Réal Ménard Bloc Hochelaga—Maisonneuve, QC

Mr. Speaker, I am very surprised by the hon. member's comments. With all due respect to him, there seems to be a lot of confusion in his remarks.

This is unbelievable. The hon. member does not realize that if he wants to talk about how the provinces should set up the health system, he is simply in the wrong legislature. He is surprised that there is a growing consensus in the House that the role of the federal government, based on its resources, is to restore transfer payments to the 1993-94 level.

What we have here is a centralizing vision that is backward and outdated. I do not understand how a political party can be so insensitive to what the provinces want. This is unbelievable.

Their party, which supported Pierre Elliott Trudeau for years, is even more centralizing than the late Prime Minister. Thank goodness there are in the House parties such as the Bloc Quebecois which care about the regions. Imagine for a moment what it would be like if this parliament was left to the Liberals and the NDP; we would find ourselves in a most unacceptable centralizing process.

Again, I am telling the hon. member in all friendship that if he wants to decide for the provinces how health care should be organized, he is in the wrong legislature.

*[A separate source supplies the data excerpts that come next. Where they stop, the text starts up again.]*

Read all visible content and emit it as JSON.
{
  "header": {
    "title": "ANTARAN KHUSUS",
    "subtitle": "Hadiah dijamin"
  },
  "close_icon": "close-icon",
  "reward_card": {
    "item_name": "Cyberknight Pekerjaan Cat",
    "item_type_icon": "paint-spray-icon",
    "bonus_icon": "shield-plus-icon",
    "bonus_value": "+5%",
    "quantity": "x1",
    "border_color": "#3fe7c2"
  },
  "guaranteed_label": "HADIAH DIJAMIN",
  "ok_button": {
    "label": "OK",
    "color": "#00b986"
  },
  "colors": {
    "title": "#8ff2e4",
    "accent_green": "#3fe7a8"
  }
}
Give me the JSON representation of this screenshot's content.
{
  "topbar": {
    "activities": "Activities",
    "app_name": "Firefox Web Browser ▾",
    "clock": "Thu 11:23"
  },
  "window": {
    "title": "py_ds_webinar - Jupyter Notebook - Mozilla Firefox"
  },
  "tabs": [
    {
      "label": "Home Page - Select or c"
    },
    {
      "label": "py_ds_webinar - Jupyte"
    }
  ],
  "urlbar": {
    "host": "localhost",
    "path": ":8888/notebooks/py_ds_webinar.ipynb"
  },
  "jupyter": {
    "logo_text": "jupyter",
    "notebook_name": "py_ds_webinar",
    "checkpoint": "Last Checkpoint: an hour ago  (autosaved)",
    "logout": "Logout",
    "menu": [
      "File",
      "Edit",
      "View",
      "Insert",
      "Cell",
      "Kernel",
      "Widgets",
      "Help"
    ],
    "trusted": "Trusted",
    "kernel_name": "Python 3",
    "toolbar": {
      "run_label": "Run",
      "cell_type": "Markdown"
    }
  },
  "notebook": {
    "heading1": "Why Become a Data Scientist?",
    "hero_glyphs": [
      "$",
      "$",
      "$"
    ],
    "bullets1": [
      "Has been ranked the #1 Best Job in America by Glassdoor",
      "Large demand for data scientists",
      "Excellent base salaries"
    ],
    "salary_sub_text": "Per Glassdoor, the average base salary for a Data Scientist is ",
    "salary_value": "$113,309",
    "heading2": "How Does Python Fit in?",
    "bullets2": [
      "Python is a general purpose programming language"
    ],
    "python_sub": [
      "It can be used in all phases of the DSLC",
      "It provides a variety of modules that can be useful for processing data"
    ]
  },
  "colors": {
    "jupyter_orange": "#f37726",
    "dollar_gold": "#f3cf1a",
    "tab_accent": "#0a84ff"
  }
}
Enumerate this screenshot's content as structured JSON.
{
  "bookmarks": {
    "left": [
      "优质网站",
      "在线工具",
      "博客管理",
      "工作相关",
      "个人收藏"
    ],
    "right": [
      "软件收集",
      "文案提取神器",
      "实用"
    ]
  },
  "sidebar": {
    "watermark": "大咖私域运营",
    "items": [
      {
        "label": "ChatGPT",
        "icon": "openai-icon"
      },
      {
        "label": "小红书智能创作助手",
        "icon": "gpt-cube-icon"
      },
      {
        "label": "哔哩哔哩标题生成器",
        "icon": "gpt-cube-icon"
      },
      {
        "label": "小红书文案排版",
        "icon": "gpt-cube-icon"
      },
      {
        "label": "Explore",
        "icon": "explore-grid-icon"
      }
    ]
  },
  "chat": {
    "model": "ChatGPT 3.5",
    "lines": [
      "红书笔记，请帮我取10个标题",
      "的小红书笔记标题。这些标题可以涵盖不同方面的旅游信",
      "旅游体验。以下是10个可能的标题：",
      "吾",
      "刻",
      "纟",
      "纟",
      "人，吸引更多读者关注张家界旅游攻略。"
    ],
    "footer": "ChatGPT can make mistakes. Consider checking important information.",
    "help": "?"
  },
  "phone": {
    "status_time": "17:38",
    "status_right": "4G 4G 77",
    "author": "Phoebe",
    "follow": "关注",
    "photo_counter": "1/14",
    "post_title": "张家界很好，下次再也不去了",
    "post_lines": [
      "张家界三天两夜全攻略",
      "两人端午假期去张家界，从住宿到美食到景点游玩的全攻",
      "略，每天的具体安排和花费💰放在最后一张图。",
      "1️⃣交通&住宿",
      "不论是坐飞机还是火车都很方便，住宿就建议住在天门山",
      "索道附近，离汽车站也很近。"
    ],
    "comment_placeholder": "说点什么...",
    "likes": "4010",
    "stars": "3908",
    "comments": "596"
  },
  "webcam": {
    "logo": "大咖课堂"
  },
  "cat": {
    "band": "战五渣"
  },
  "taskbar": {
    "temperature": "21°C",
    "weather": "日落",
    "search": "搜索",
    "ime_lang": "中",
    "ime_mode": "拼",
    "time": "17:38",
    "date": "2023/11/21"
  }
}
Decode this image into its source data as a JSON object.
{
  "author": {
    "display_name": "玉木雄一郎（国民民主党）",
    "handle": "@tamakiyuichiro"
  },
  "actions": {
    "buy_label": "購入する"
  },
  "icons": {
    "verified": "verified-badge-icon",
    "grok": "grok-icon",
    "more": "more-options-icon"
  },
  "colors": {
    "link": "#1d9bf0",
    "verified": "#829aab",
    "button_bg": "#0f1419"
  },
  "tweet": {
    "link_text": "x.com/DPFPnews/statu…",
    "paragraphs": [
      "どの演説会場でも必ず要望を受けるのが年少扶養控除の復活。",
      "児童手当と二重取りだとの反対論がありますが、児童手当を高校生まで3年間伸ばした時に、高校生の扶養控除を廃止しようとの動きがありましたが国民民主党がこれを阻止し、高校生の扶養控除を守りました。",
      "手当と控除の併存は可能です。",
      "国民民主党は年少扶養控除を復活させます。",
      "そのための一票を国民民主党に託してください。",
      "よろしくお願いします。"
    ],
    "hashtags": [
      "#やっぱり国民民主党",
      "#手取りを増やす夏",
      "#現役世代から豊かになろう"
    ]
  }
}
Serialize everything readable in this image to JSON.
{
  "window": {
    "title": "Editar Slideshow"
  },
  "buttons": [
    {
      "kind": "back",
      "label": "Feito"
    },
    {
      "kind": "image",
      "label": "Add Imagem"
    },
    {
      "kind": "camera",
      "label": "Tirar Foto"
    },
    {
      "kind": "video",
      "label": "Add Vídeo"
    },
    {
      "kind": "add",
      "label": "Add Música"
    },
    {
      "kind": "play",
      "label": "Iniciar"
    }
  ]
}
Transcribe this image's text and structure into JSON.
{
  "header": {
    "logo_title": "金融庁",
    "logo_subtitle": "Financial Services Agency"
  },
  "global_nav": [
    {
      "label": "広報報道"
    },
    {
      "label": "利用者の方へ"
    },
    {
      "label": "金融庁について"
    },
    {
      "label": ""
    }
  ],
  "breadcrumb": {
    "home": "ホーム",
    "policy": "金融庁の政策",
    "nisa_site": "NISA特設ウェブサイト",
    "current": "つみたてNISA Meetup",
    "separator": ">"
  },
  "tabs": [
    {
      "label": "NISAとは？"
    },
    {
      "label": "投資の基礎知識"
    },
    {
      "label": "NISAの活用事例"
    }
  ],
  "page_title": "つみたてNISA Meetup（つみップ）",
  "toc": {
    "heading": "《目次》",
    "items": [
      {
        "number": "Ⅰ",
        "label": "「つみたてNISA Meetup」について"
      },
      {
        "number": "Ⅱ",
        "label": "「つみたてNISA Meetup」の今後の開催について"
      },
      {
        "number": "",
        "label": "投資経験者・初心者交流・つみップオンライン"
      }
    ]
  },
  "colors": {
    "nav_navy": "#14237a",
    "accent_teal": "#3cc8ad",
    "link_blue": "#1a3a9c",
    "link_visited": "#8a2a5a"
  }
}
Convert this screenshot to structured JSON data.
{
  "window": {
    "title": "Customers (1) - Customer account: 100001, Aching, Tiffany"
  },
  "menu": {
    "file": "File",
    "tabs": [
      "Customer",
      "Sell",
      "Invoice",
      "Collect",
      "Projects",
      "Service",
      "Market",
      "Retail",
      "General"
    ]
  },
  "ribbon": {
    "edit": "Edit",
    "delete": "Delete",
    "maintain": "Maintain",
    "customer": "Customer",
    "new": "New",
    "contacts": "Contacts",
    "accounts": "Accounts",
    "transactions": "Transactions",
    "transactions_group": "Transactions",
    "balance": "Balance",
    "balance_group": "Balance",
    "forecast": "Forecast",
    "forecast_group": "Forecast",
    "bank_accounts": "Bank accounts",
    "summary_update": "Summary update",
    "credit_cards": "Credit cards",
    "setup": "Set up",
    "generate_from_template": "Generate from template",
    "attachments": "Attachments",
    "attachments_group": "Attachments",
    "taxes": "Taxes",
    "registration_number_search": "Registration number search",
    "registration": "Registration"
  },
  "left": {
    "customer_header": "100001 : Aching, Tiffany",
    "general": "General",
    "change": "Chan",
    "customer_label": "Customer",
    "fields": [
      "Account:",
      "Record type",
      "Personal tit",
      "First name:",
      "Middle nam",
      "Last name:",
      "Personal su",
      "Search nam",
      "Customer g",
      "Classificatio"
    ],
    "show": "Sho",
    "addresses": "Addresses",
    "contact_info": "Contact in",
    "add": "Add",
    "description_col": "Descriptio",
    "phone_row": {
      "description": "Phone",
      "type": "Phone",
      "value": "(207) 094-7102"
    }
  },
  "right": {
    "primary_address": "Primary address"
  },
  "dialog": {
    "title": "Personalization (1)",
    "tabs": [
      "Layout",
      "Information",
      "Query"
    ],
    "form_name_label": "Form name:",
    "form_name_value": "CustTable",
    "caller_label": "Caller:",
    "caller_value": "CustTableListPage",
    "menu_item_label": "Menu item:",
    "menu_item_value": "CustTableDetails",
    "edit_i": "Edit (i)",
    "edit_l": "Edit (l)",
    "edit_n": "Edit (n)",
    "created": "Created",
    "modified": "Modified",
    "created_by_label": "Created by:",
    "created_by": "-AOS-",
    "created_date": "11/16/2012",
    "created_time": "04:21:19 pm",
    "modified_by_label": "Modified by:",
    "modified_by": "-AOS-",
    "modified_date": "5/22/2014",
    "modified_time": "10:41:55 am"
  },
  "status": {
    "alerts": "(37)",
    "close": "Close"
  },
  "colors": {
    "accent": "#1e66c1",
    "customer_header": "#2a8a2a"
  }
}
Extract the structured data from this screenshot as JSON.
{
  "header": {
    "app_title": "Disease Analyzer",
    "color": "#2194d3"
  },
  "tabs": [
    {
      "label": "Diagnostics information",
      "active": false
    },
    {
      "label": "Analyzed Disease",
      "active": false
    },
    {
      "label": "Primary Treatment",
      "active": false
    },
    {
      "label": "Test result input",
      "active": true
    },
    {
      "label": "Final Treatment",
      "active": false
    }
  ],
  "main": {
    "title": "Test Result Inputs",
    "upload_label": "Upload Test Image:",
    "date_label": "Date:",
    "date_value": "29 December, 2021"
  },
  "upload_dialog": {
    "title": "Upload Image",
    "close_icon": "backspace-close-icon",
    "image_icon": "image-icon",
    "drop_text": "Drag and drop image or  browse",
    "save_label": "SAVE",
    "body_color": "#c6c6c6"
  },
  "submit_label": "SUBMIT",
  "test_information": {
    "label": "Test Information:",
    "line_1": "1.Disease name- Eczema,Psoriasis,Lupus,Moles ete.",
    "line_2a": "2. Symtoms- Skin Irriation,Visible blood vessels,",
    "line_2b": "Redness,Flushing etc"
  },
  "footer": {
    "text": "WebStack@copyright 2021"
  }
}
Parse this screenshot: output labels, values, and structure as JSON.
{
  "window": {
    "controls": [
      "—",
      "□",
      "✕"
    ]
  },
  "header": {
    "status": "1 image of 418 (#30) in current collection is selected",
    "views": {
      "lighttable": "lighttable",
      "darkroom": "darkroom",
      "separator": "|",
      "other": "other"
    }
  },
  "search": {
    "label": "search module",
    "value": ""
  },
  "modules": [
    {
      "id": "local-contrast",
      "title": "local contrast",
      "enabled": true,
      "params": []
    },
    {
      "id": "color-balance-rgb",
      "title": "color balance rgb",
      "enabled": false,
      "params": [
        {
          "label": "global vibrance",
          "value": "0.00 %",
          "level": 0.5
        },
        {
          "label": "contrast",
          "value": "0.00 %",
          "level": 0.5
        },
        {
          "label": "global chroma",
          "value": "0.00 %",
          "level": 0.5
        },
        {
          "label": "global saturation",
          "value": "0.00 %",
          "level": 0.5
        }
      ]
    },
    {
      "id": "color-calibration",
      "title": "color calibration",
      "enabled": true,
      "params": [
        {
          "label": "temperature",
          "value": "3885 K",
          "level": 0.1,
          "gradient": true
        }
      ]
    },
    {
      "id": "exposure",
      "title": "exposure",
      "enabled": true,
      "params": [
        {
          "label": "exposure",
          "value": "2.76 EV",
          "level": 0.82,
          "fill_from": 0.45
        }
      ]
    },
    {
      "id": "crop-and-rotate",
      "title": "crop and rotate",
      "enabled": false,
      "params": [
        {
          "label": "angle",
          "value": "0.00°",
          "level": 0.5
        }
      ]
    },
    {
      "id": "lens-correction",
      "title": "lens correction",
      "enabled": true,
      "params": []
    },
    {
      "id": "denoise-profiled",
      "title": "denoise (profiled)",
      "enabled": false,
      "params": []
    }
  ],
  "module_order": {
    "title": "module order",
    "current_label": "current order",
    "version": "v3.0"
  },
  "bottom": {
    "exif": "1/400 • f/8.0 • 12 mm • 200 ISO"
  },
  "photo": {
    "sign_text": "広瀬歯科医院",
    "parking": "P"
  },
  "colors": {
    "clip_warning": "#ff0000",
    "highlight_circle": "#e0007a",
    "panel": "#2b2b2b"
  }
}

I believe that such centralization is totally out of date. No one, except the NDP, believes in it. Could the hon. member name a single premier who asked that the Romanow commission rule on how health care should be set up? I am extremely disappointed.

Incidentally, I attended the NDP convention. They even adopted a motion to create a department of urban affairs. Denis Marion had asked me to attend and I spent the whole weekend there. I followed the work being done. I am telling NDP members that such centralization is unacceptable; they are offbeat and are living in a world which no one wants, and certainly not Quebecers.